I didn’t think overwriting would happen in my book. I’m a re-writer, not a reviser, so instead of trimming the fat and beveling the edges and picking at each word until it’s perfect, I usually just scrap a scene completely and start over if it’s just not cutting it for me. That strategy’s worked pretty well so far; it’s like losing a document in a computer crash before you’ve saved it, but then the second time around is obviously better than the first now that your brain has had some time to work through it.
Or maybe I just think that’s the case, and I’m actually overwriting this book to death.
It’s a problem of setup. In this novel, an agonizingly specific set of events need to occur in order to send the two heroes off on their journey, and the difficulty lies in A) introducing the status quo naturally and as quickly as possible, B) getting the order of events right that change the status quo, and C) making the actions of each character leading to the next event completely believable and inevitable. All of this has proven far more complicated than I anticipated when I began planning this novel. As my friend Amber Keyser put it, “It needs to be like a raging river carrying you along, unstoppable.” (Yes, it does make me feel better to know other writers–very talented writers–also struggle with setups.)

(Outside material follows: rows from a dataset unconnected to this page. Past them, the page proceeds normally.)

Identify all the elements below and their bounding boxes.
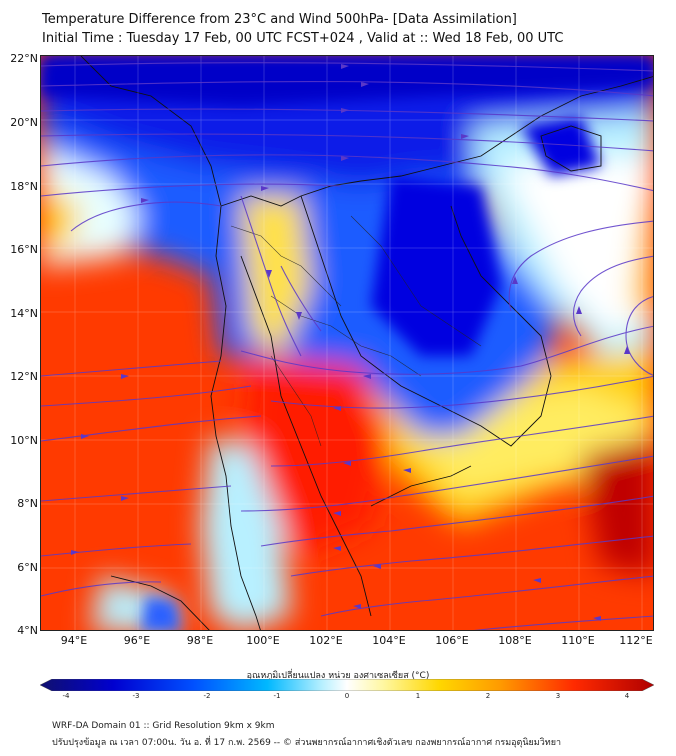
lat-label-10n: 10°N — [10, 434, 38, 447]
lat-label-18n: 18°N — [10, 180, 38, 193]
lat-label-4n: 4°N — [17, 624, 38, 637]
colorbar-tick: -3 — [132, 692, 140, 700]
gridlines — [41, 56, 653, 630]
lat-label-20n: 20°N — [10, 116, 38, 129]
lat-label-16n: 16°N — [10, 243, 38, 256]
lon-label-104e: 104°E — [372, 634, 406, 647]
map-canvas — [41, 56, 653, 630]
colorbar-tick: -1 — [273, 692, 281, 700]
lat-label-6n: 6°N — [17, 561, 38, 574]
colorbar-title: อุณหภูมิเปลี่ยนแปลง หน่วย องศาเซลเซียส (… — [246, 671, 430, 681]
wind-streamlines — [41, 62, 653, 630]
footer-credit: ปรับปรุงข้อมูล ณ เวลา 07:00น. วัน อ. ที่… — [52, 738, 562, 748]
colorbar-tick: 3 — [555, 692, 561, 700]
lon-label-94e: 94°E — [60, 634, 88, 647]
lon-label-102e: 102°E — [309, 634, 343, 647]
chart-title: Temperature Difference from 23°C and Win… — [42, 12, 517, 27]
coastlines — [80, 56, 653, 630]
lon-label-112e: 112°E — [619, 634, 653, 647]
colorbar — [40, 679, 654, 691]
lat-label-22n: 22°N — [10, 52, 38, 65]
temperature-wind-map — [40, 55, 654, 631]
lon-label-100e: 100°E — [246, 634, 280, 647]
lon-label-108e: 108°E — [498, 634, 532, 647]
lon-label-98e: 98°E — [186, 634, 214, 647]
lat-label-12n: 12°N — [10, 370, 38, 383]
colorbar-tick: 0 — [344, 692, 350, 700]
wind-arrowheads — [71, 64, 630, 621]
admin-borders — [230, 215, 482, 447]
colorbar-tick: 4 — [624, 692, 630, 700]
lon-label-96e: 96°E — [123, 634, 151, 647]
colorbar-tick: -2 — [203, 692, 211, 700]
temperature-field — [41, 56, 653, 630]
lat-label-8n: 8°N — [17, 497, 38, 510]
chart-subtitle: Initial Time : Tuesday 17 Feb, 00 UTC FC… — [42, 31, 564, 46]
lat-label-14n: 14°N — [10, 307, 38, 320]
colorbar-tick: -4 — [62, 692, 70, 700]
lon-label-106e: 106°E — [435, 634, 469, 647]
colorbar-tick: 1 — [415, 692, 421, 700]
colorbar-tick: 2 — [485, 692, 491, 700]
footer-model-info: WRF-DA Domain 01 :: Grid Resolution 9km … — [52, 721, 275, 731]
lon-label-110e: 110°E — [561, 634, 595, 647]
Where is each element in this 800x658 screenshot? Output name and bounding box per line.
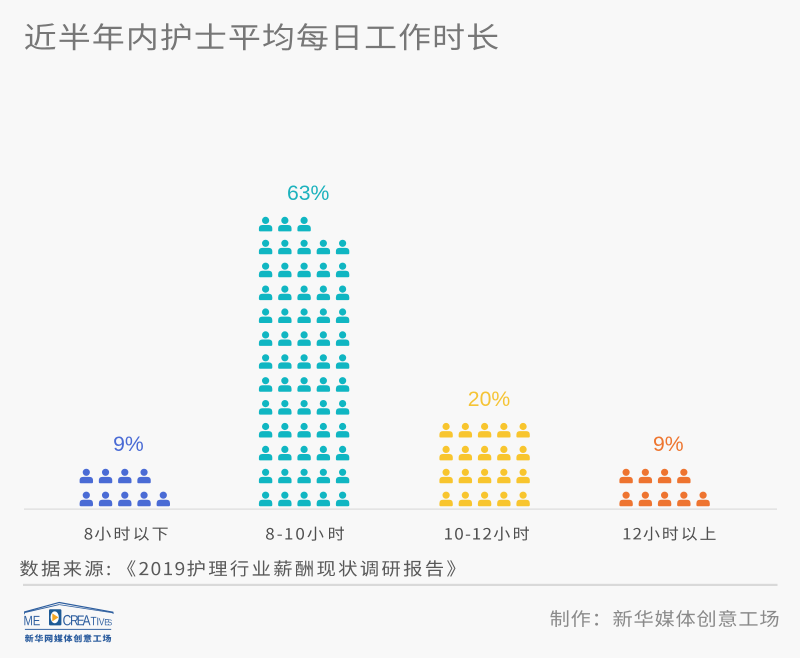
svg-text:9%: 9%: [113, 433, 144, 456]
svg-text:20%: 20%: [468, 388, 511, 411]
svg-text:9%: 9%: [653, 433, 684, 456]
svg-text:63%: 63%: [287, 182, 330, 205]
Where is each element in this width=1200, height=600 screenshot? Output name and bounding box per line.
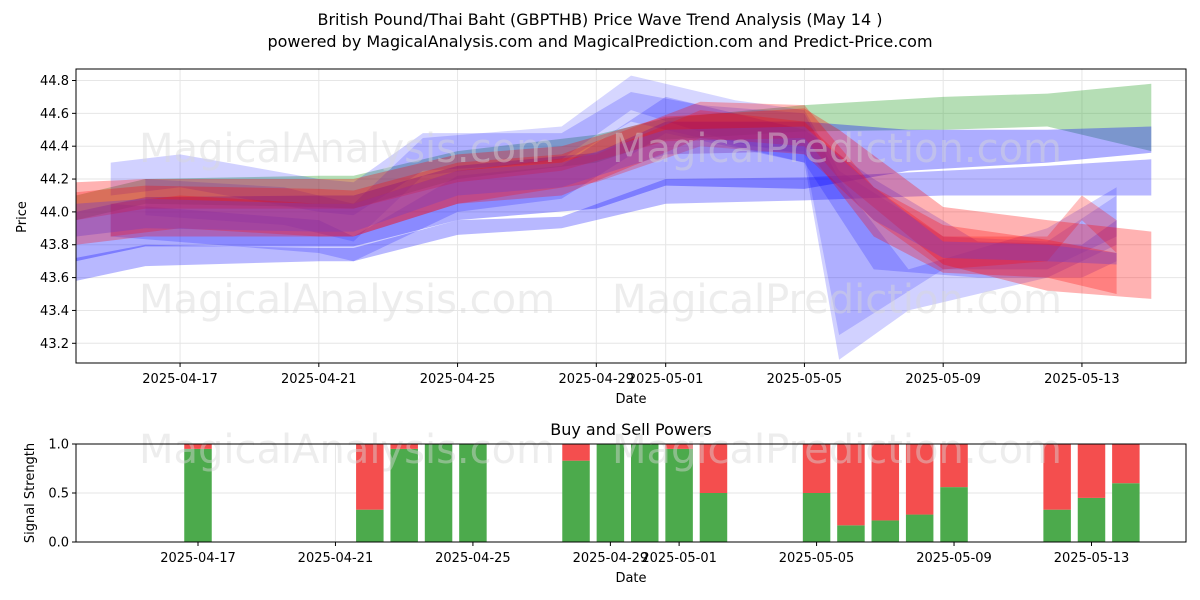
x-tick-label: 2025-04-25 bbox=[435, 551, 511, 566]
sell-bar bbox=[1043, 444, 1071, 510]
band-green bbox=[76, 83, 1152, 221]
y-tick-label: 43.2 bbox=[40, 337, 69, 352]
price-bands bbox=[76, 75, 1152, 360]
watermark: MagicalPrediction.com bbox=[612, 277, 1062, 323]
signal-x-ticks: 2025-04-17 2025-04-21 2025-04-25 2025-04-29… bbox=[160, 542, 1129, 566]
watermark: MagicalPrediction.com bbox=[612, 126, 1062, 172]
sell-bar bbox=[390, 444, 418, 449]
x-tick-label: 2025-04-25 bbox=[420, 372, 496, 387]
sell-bar bbox=[871, 444, 900, 521]
sell-bar bbox=[699, 444, 728, 493]
band-blue bbox=[110, 96, 1117, 278]
y-tick-label: 0.0 bbox=[48, 536, 69, 551]
y-tick-label: 44.2 bbox=[40, 173, 69, 188]
y-tick-label: 44.6 bbox=[40, 107, 69, 122]
x-tick-label: 2025-04-21 bbox=[281, 372, 357, 387]
buy-bar bbox=[184, 448, 212, 542]
buy-bar bbox=[940, 487, 968, 542]
sell-bar bbox=[802, 444, 831, 493]
watermark: MagicalAnalysis.com bbox=[139, 126, 555, 172]
signal-panel: Buy and Sell Powers MagicalAnalysis.com … bbox=[23, 420, 1187, 586]
price-y-ticks: 43.2 43.4 43.6 43.8 44.0 44.2 44.4 44.6 44.8 bbox=[40, 74, 76, 352]
band-blue bbox=[110, 92, 1117, 360]
band-blue bbox=[145, 75, 1117, 336]
buy-bar bbox=[424, 444, 453, 542]
x-tick-label: 2025-04-29 bbox=[573, 551, 649, 566]
x-tick-label: 2025-05-01 bbox=[628, 372, 704, 387]
buy-bar bbox=[802, 493, 831, 542]
sell-bar bbox=[562, 444, 590, 461]
buy-bar bbox=[356, 509, 384, 542]
watermark: MagicalAnalysis.com bbox=[139, 427, 555, 473]
buy-bar bbox=[871, 520, 900, 542]
buy-bar bbox=[905, 514, 934, 542]
price-axes-frame bbox=[75, 68, 1187, 364]
buy-bar bbox=[699, 493, 728, 542]
y-tick-label: 1.0 bbox=[48, 438, 69, 453]
buy-bar bbox=[1043, 509, 1071, 542]
x-tick-label: 2025-05-09 bbox=[905, 372, 981, 387]
price-y-label: Price bbox=[15, 201, 30, 233]
chart-subtitle: powered by MagicalAnalysis.com and Magic… bbox=[267, 32, 932, 51]
watermark: MagicalPrediction.com bbox=[612, 427, 1062, 473]
sell-bar bbox=[905, 444, 934, 515]
price-x-label: Date bbox=[615, 392, 646, 407]
sell-bar bbox=[1077, 444, 1106, 498]
signal-y-label: Signal Strength bbox=[23, 443, 38, 543]
y-tick-label: 44.8 bbox=[40, 74, 69, 89]
sell-bar bbox=[184, 444, 212, 449]
sell-bar bbox=[1112, 444, 1140, 484]
x-tick-label: 2025-04-21 bbox=[298, 551, 374, 566]
band-blue bbox=[76, 121, 1152, 262]
x-tick-label: 2025-04-17 bbox=[160, 551, 236, 566]
sell-bar bbox=[356, 444, 384, 510]
sell-bar bbox=[665, 444, 693, 449]
x-tick-label: 2025-04-29 bbox=[559, 372, 635, 387]
buy-bar bbox=[1077, 497, 1106, 542]
band-red bbox=[76, 108, 1152, 299]
y-tick-label: 44.4 bbox=[40, 140, 69, 155]
signal-x-label: Date bbox=[615, 571, 646, 586]
x-tick-label: 2025-05-05 bbox=[767, 372, 843, 387]
y-tick-label: 44.0 bbox=[40, 205, 69, 220]
price-grid bbox=[76, 69, 1186, 363]
buy-bar bbox=[665, 448, 693, 542]
buy-bar bbox=[631, 444, 659, 542]
sell-bar bbox=[940, 444, 968, 488]
price-watermarks: MagicalAnalysis.com MagicalPrediction.co… bbox=[139, 126, 1062, 323]
buy-bar bbox=[596, 444, 625, 542]
x-tick-label: 2025-05-05 bbox=[779, 551, 855, 566]
price-panel: MagicalAnalysis.com MagicalPrediction.co… bbox=[15, 68, 1187, 407]
watermark: MagicalAnalysis.com bbox=[139, 277, 555, 323]
x-tick-label: 2025-05-09 bbox=[916, 551, 992, 566]
sell-bar bbox=[837, 444, 865, 526]
y-tick-label: 0.5 bbox=[48, 487, 69, 502]
x-tick-label: 2025-04-17 bbox=[142, 372, 218, 387]
signal-y-ticks: 0.0 0.5 1.0 bbox=[48, 438, 76, 551]
signal-bars bbox=[184, 444, 1140, 542]
buy-bar bbox=[1112, 483, 1140, 542]
y-tick-label: 43.4 bbox=[40, 304, 69, 319]
signal-watermarks: MagicalAnalysis.com MagicalPrediction.co… bbox=[139, 427, 1062, 473]
x-tick-label: 2025-05-13 bbox=[1044, 372, 1120, 387]
buy-bar bbox=[459, 444, 487, 542]
y-tick-label: 43.6 bbox=[40, 271, 69, 286]
band-purple bbox=[76, 126, 1117, 265]
band-red bbox=[110, 110, 1117, 270]
price-x-ticks: 2025-04-17 2025-04-21 2025-04-25 2025-04-29… bbox=[142, 363, 1120, 387]
buy-bar bbox=[562, 460, 590, 542]
band-blue bbox=[76, 159, 1152, 281]
x-tick-label: 2025-05-01 bbox=[641, 551, 717, 566]
chart-title: British Pound/Thai Baht (GBPTHB) Price W… bbox=[318, 10, 883, 29]
y-tick-label: 43.8 bbox=[40, 238, 69, 253]
signal-title: Buy and Sell Powers bbox=[550, 420, 712, 439]
band-red bbox=[76, 101, 1117, 294]
buy-bar bbox=[390, 448, 418, 542]
buy-bar bbox=[837, 525, 865, 542]
x-tick-label: 2025-05-13 bbox=[1054, 551, 1130, 566]
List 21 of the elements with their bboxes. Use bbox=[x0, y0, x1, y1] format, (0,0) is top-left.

So instead of finagling each scene a little when I get feedback from critique partners/writing group/writer friends, I keep starting over. I have three drafts of one character introduction, and not one of those drafts has satisfied everyone.
“I want less,” one person in my critique group said. “I want it to start right when things get interesting.”
Okay. I did that. I chopped everything at the beginning and launched right into the moment my two heroes meet.
“I want more,” another person said. “I want to know a little bit about the boy before we meet him.”
Oh. Well. Okay. That’s pretty different from the other feedback I got, but maybe he’s right–maybe, when I chopped the beginning, I chopped it too close to the scalp. Perhaps I got carried away. But much like trimming a tree, once the branch’s gone, it’s a bit tricky to get it back again.
I tried anyway. I started over at the beginning, wondering: What do readers need to think and feel about this character right away? How can I slip in the status quo and then immediately set it on fire?
I wrote a thing. I didn’t particularly like it or dislike it. It just was, and that should have been my first sign.
I sent it over to one of my critique partners. He wrote back, “It reads like you checked off all the boxes. Introduce this character, this conflict, check, check.”
Frost’s first chapter had lost all heart and feeling and magic. It was soulless.
I’ll not lie; I had a little meltdown right about then. I rifled through my files and pulled out the first version of the whole manuscript, printed out on paper and only half-read. I pored over my first stab at Frost’s intro; and there it was. The magic. It was wordy and long, but there was soul in it. So much soul. I was still new to Frost when I wrote it; I was discovering him, falling in love with him as my hero.
Assembling all three versions–the first go, the chopped second, the mechanical third–I picked what parts I wanted and what parts would go. I’m still cobbling them together in a way that makes sense, while adding, refining, and trimming. I’m not sure if it’s going to work.
But what I’ve decided is this: I’m not going to show it to anyone. I have to just trust my gut on this, and keep moving forward.